When teachers, departments, and schools use writing from sources as formative assessments in History, protocols need to be followed before evaluating these assessments. Many departments or schools collaboratively grade these assessments during common planning time, or teacher professional development. This requires training evaluators in using validated rubrics before applying this knowledge to the analysis of student work. Teachers work together to identify exemplars that strongly correlate with the spectrum of work defined by the rubric.
Holistic scoring involves assigning a single score that indicates the overall quality of a text (Bang, 2012). Raters give one summary score based on their impression of a text without trying to evaluate a specific set of skills. Analytic scoring examines multiple aspects of writing (e.g., content, structure, mechanics, etc.) and assigns a score for each. This type of evaluation generates several scores useful for guiding instruction.
Broadly defined, reliability is the consistency with which an instrument/method produces measurements, while validity is the extent to which an instrument/method actually measures what it is meant to measure, or its accuracy. In testing writing rubrics, agreement rates are used to determine inter-rater reliability, where agreement is further defined as exact or adjacent scores. Exact agreement consensus rates need to be 70% or greater to be considered reliable (Stemler, 2004). Adjacent agreements within one score point should exceed 90% to indicate a good level of consistency (Jonsonn & Svingby, 2007).

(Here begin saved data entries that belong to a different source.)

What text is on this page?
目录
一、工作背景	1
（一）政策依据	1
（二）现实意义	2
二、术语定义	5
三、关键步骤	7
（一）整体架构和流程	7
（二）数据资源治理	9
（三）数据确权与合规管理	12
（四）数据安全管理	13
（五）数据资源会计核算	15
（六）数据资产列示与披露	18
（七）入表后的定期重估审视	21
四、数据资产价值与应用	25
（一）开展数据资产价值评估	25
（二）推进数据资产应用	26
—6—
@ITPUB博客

I used Google Forms to have my students validate the above rubric from the Literacy Design Collaborative. I found the LDC rubric to be more student friendly than the rubric my District adapted from the Smarter Balanced consortium.

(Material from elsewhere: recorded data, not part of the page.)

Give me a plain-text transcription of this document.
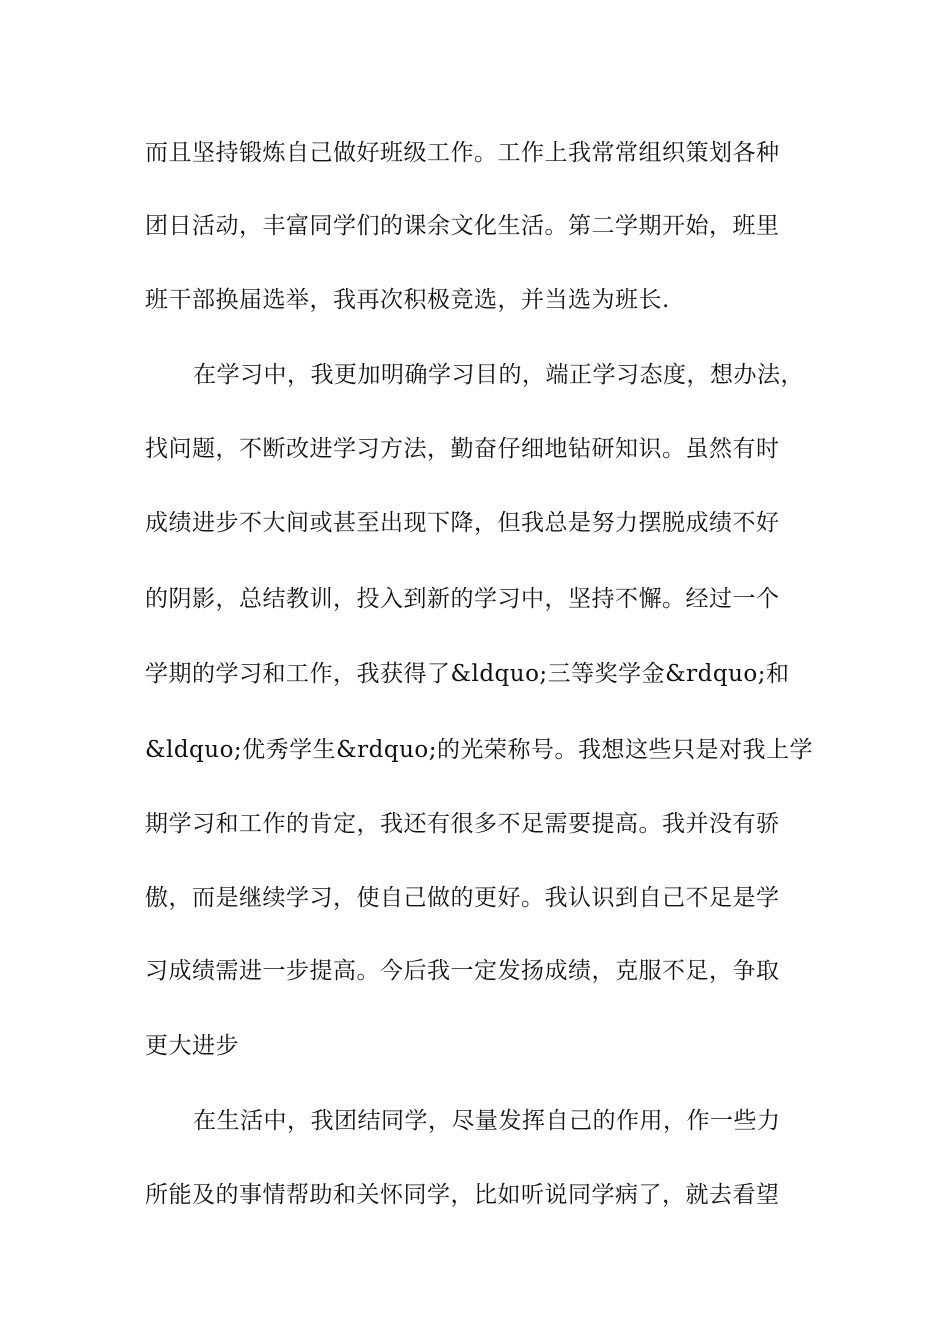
而且坚持锻炼自己做好班级工作。工作上我常常组织策划各种
团日活动，丰富同学们的课余文化生活。第二学期开始，班里
班干部换届选举，我再次积极竞选，并当选为班长.
在学习中，我更加明确学习目的，端正学习态度，想办法，
找问题，不断改进学习方法，勤奋仔细地钻研知识。虽然有时
成绩进步不大间或甚至出现下降，但我总是努力摆脱成绩不好
的阴影，总结教训，投入到新的学习中，坚持不懈。经过一个
学期的学习和工作，我获得了&ldquo;三等奖学金&rdquo;和
&ldquo;优秀学生&rdquo;的光荣称号。我想这些只是对我上学
期学习和工作的肯定，我还有很多不足需要提高。我并没有骄
傲，而是继续学习，使自己做的更好。我认识到自己不足是学
习成绩需进一步提高。今后我一定发扬成绩，克服不足，争取
更大进步
在生活中，我团结同学，尽量发挥自己的作用，作一些力
所能及的事情帮助和关怀同学，比如听说同学病了，就去看望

Jonsonn & Svingby (2007) analyzed 75 rubric validation studies and found (a) benchmarks are most likely to increase agreement, but they should be chosen with care since the scoring depends heavily on the benchmarks chosen to define the rubric; (b) agreement is improved by training, but training will probably never totally eliminate differences; (c) topic-specific rubrics are likely to produce more generalizable and dependable scores than generic rubrics; and (d) augmentation of the rating scale (for example so the raters can expand the number of levels using + or − signs) seems to improve certain aspects of inter-rater reliability, although not consensus agreements.
Validating a rubric with your class gives your students additional time to consider their historical writing. When they have to review more than one student’s writing, they establish a context for evaluating their own writing. Class discussions should identify exemplars of strong historical writing. Direct instruction should focus on improving examples of weak writing. Rubric validation is a much-needed historical thinking exercise. Otherwise your students may develop what educational psychologists call the Dunning-Kruger Effect.
The Dunning-Kruger Effect describes a cognitive bias in which people perform poorly on a task, but lack the meta-cognitive capacity to properly evaluate their performance. As a result, such people remain unaware of their incompetence and accordingly fail to take any self- improvement measures that might rid them of their incompetence.
Bang, H. J. (N.D.) Reliability of National Writing Project’s Analytic Writing Continuum Assessment System.
Jonsson, A., & Svingby, G. (2007). The use of scoring rubrics: Reliability, validity and educational consequences. Educational Research Review, 2(2), 130-144.
Kruger, J. & Dunning, D. (1999) Unskilled and unaware of it: How difficulties in recognizing one’s own incompetence lead to inflated self-assessments. Journal of Personality and Social Psychology, Vol 77(6), Dec 1999, 1121-1134.
Stemler, S. E. (2004). A comparison of consensus, consistency, and measurement approaches to estimating interrater reliability. Practical Assessment, Research & Evaluation, 9(4).